The ESA program allows parents to withdraw their children from a district or charter school and receive 90% of state funds allocated for their child for a variety of educational expenses, including therapy, tutors, textbooks, curriculum, tuition at private schools, and even fees for standardized tests. Federal and local funds stay with the school district.

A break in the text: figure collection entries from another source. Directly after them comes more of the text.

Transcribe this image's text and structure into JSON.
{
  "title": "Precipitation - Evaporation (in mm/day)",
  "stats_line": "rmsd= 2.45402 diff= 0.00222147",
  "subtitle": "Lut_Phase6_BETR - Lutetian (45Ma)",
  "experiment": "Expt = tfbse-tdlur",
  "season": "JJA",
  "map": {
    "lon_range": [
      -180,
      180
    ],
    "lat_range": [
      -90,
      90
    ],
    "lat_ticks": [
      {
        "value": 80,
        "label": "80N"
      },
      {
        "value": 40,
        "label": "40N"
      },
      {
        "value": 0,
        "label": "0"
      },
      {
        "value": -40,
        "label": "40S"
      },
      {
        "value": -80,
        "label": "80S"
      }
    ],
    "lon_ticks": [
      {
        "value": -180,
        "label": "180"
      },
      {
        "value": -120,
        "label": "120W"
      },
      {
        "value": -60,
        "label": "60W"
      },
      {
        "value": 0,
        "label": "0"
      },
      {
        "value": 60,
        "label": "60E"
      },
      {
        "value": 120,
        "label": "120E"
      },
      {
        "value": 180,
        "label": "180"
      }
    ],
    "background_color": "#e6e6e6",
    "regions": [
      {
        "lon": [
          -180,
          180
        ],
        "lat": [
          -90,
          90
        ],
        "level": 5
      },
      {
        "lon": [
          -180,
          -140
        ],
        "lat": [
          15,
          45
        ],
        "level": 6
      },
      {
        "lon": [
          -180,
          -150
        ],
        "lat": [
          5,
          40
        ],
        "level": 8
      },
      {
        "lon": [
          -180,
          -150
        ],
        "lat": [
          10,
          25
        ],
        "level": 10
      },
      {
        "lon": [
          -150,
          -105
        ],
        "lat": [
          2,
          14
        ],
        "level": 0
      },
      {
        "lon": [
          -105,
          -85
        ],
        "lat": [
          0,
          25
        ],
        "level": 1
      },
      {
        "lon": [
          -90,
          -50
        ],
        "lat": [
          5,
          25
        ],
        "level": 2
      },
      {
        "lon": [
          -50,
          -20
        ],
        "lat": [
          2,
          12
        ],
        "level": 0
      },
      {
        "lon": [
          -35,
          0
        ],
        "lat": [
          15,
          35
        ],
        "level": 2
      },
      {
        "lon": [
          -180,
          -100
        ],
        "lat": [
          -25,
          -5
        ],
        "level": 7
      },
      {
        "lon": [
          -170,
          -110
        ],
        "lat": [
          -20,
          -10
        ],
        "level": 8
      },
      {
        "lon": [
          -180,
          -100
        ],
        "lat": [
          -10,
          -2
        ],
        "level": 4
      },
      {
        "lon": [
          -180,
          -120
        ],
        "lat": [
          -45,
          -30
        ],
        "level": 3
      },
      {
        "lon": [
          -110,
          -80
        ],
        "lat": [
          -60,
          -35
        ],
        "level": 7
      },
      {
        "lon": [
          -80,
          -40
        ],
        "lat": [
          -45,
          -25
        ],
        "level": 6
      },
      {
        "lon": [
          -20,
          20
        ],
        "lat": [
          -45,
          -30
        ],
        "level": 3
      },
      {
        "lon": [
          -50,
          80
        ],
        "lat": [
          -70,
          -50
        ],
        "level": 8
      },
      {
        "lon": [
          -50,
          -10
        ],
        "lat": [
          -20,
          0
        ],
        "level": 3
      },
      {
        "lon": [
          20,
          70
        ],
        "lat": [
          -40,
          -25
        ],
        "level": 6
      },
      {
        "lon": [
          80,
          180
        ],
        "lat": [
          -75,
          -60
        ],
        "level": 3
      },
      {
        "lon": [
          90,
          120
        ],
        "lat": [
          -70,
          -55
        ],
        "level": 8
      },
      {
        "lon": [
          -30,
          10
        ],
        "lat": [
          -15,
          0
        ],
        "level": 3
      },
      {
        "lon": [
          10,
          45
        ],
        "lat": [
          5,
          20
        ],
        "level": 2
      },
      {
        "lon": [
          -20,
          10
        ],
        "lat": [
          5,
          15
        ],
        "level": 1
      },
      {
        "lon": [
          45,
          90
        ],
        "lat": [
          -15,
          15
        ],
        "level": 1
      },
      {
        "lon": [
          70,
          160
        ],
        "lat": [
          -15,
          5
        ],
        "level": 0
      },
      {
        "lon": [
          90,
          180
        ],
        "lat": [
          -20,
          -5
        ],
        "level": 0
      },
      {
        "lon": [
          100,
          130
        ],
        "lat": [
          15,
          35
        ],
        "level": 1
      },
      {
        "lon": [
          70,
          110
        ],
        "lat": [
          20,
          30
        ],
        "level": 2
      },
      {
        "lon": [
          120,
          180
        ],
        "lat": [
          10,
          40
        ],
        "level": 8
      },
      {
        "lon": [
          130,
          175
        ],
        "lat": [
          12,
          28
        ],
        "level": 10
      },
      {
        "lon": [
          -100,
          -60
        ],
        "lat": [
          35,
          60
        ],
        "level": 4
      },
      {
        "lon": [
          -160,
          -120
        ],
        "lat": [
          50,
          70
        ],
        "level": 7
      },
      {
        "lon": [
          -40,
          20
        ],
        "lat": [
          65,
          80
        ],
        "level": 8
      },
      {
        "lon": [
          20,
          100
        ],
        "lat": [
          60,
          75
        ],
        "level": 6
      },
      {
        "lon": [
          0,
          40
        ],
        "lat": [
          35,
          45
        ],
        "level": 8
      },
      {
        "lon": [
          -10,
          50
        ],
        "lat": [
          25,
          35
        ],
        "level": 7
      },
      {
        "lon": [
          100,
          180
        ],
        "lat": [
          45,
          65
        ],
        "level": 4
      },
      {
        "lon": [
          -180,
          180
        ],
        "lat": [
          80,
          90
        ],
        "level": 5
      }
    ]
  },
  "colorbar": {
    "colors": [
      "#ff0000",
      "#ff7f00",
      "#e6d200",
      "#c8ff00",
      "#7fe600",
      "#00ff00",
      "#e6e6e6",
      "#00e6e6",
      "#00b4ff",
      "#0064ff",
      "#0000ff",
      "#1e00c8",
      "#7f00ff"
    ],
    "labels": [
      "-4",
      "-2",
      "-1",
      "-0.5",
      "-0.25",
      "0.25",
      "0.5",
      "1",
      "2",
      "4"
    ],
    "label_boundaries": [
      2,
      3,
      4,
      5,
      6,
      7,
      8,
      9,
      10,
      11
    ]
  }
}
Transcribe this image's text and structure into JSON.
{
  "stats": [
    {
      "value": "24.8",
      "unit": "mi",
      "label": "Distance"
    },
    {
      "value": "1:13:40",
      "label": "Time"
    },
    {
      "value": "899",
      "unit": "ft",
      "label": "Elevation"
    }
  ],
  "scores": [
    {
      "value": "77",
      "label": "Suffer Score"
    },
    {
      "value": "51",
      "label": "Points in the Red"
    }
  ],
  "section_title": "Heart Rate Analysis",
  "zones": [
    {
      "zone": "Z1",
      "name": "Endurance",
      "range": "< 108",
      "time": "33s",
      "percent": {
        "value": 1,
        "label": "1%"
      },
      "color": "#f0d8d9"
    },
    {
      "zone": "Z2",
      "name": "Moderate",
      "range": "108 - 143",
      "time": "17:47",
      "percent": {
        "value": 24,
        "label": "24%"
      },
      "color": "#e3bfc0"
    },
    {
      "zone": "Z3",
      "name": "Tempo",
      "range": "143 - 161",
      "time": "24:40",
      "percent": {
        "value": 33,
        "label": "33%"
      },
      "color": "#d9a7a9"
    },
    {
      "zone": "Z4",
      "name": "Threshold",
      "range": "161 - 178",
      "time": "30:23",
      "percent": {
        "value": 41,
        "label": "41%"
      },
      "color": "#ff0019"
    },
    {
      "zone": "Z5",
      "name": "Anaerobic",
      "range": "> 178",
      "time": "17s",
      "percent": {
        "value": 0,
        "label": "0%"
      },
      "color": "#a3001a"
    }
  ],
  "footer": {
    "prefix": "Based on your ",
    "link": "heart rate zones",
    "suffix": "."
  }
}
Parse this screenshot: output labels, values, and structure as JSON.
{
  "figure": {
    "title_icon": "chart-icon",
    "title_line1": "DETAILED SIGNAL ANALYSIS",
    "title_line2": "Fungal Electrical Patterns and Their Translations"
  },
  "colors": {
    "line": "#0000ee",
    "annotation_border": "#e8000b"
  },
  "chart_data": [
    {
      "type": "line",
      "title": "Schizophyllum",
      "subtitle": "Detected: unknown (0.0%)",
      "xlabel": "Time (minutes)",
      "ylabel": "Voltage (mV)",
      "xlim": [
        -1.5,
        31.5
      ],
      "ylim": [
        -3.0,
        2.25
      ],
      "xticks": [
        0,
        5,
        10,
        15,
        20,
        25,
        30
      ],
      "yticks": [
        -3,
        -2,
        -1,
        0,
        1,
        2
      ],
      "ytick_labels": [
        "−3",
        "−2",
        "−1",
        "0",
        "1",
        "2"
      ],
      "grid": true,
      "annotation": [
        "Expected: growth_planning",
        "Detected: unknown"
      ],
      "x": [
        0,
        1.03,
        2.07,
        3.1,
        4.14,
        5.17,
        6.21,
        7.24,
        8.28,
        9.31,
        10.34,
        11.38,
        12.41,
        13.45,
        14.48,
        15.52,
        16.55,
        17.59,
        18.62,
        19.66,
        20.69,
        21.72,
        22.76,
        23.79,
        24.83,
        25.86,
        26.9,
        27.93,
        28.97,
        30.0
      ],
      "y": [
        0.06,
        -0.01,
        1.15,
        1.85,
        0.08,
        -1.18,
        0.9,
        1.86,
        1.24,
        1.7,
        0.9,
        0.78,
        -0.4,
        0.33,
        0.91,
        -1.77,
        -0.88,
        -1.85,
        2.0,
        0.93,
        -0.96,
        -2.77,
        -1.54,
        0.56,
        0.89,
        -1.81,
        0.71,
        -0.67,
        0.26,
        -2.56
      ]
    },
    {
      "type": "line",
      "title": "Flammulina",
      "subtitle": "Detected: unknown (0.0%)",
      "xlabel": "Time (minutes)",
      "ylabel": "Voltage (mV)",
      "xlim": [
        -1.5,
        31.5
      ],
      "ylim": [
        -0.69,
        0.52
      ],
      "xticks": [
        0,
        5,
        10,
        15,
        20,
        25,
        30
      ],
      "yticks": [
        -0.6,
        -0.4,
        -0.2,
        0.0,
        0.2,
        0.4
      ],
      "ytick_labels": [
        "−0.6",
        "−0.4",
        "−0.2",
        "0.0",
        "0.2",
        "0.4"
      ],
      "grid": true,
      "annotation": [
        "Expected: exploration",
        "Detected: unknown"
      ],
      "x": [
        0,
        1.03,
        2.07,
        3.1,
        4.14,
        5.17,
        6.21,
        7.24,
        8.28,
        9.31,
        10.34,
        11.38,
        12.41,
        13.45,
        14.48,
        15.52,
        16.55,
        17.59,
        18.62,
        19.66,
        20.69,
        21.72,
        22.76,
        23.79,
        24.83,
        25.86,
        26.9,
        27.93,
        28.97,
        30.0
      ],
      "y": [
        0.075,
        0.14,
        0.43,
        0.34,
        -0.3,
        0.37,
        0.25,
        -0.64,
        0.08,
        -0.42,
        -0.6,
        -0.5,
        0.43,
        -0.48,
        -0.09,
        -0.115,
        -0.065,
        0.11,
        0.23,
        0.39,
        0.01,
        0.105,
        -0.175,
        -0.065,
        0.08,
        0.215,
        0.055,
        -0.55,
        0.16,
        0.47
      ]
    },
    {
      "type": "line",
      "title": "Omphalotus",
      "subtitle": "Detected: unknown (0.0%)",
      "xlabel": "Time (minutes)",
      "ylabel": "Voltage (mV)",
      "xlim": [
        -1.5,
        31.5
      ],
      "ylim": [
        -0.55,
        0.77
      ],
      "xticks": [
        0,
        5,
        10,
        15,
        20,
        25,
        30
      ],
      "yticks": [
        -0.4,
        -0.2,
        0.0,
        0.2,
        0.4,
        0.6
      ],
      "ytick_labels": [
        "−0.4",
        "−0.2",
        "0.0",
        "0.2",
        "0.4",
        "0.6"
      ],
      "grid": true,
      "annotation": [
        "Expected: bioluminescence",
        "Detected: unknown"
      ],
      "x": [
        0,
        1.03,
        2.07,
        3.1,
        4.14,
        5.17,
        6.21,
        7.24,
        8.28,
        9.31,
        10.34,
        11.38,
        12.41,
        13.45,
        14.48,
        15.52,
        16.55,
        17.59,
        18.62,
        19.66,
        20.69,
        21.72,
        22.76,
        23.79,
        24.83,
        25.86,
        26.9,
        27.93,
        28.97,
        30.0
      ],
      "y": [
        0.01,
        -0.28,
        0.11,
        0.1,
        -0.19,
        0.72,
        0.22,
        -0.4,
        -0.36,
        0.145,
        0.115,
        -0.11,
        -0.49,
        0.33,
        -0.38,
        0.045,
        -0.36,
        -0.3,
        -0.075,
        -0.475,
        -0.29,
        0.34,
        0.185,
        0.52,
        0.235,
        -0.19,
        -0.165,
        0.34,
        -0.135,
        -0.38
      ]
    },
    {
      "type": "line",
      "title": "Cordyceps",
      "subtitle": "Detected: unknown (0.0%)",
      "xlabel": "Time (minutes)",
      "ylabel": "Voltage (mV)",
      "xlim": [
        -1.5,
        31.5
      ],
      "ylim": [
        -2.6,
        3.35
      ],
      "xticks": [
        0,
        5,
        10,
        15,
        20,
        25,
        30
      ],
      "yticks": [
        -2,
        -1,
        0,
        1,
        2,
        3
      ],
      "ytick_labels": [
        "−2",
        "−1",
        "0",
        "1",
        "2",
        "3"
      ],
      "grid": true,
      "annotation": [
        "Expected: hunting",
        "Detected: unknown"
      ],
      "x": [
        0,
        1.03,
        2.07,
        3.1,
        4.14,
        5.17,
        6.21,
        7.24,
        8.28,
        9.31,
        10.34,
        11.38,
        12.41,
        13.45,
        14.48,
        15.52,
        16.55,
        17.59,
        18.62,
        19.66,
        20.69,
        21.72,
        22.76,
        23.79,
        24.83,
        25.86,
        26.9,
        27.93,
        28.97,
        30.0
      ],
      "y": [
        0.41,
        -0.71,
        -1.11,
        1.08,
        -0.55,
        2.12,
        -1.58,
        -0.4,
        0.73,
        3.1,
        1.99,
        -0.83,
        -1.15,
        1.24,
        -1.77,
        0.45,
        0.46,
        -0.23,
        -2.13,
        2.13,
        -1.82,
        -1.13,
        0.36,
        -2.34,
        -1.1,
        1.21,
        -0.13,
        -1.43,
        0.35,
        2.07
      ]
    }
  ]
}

As originally passed in 2011, the ESA program was only available to students with disabilities. Since then, Arizona has expanded those qualified for the program, and it now includes:

  • Students in foster care
  • Students living on an Indian reservation
  • Students in failing or underperforming school districts
  • Students with a parent who is on active military duty or was killed in the line of duty
  • Students with a parent who is legally blind, deaf, or hard of hearing
  • Students with a sibling who is a current or former ESA recipient

REVISIONS/INCREASE ELIGIBILITY TO LOW-INCOME STUDENTS

SB 1452 would:

  • Increases ESA eligibility to low-income students, which include students who receive federal Title I services or attend a Title I school and students who receive free or reduced- price lunches under the National School Lunch and Child Nutrition Acts.
  • Allow each student’s allocation from the state Classroom Site Fund to follow that student when they transfer to the ESA program.
  • Address closures due to COVID-19 by modifying requirements for first graders who otherwise would not qualify because the COVID-19 shutdowns during the students’ kindergarten year.
  • Adjust eligibility to include any student who a school district or charter counted among their enrollees the prior fiscal year, whether in-person, or online.
  • Reduce the requirement that ESA applicants spend the “first 100 days” of the prior year in public school to “any 30 days” and establishes students as qualified who may not have clocked in all the required online hours during COVID-19 in the 2020 school year.
  • Allows ESA funds to support student transportation costs, including public transportation passes or commercial transportation between a student’s home and school.
  • Ends the double charging of ESA expenditures when families repay the misspent fund.
  • A large majority of Arizonans – a full 70% – support expanding the ESA program to low-income families.

TALKING POINTS

  • Many low-income families do not have access to computers or the internet. When schools shut down in-person learning because of COVID-19, those students were left out. This bill allows those students to get back to school and get back to learning.
  • Education policy should put children first. ESAs put children first by ensuring families are able to choose the educational setting that best meets their child’s unique needs. SB 1452 would open up this opportunity to low-income families.
  • The average ESA scholarship [$5,700] puts private school tuition within reach for the most economically disadvantaged families.
  • COVID-19 has shut down in-person learning, crippling the learning momentum of many students, and leaving others out altogether. Low-income students should have the opportunity to go to school. A full 70-percent of Arizonans support increasing eligibility to low-income students.
  • ESAs save the state money. The state would face significantly higher costs if the more than 6,300 children currently on ESAs were to be forced back into the public schools because the amount that can go into an ESA is limited to 90% of what the state would have spent on the student. Federal and local funding stay with the school district.

CONCLUSION

Arizona’s Empowerment Scholarship Account program allows parents to find the educational setting that best meets their child’s unique educational needs. Now it is time to give low-income families the choice to apply for this pioneering program that has benefited so many children since 2011. This is especially critical during the COVID-19 pandemic when many schools are shut down for in-person learning. Low-income students should have other educational options available to them.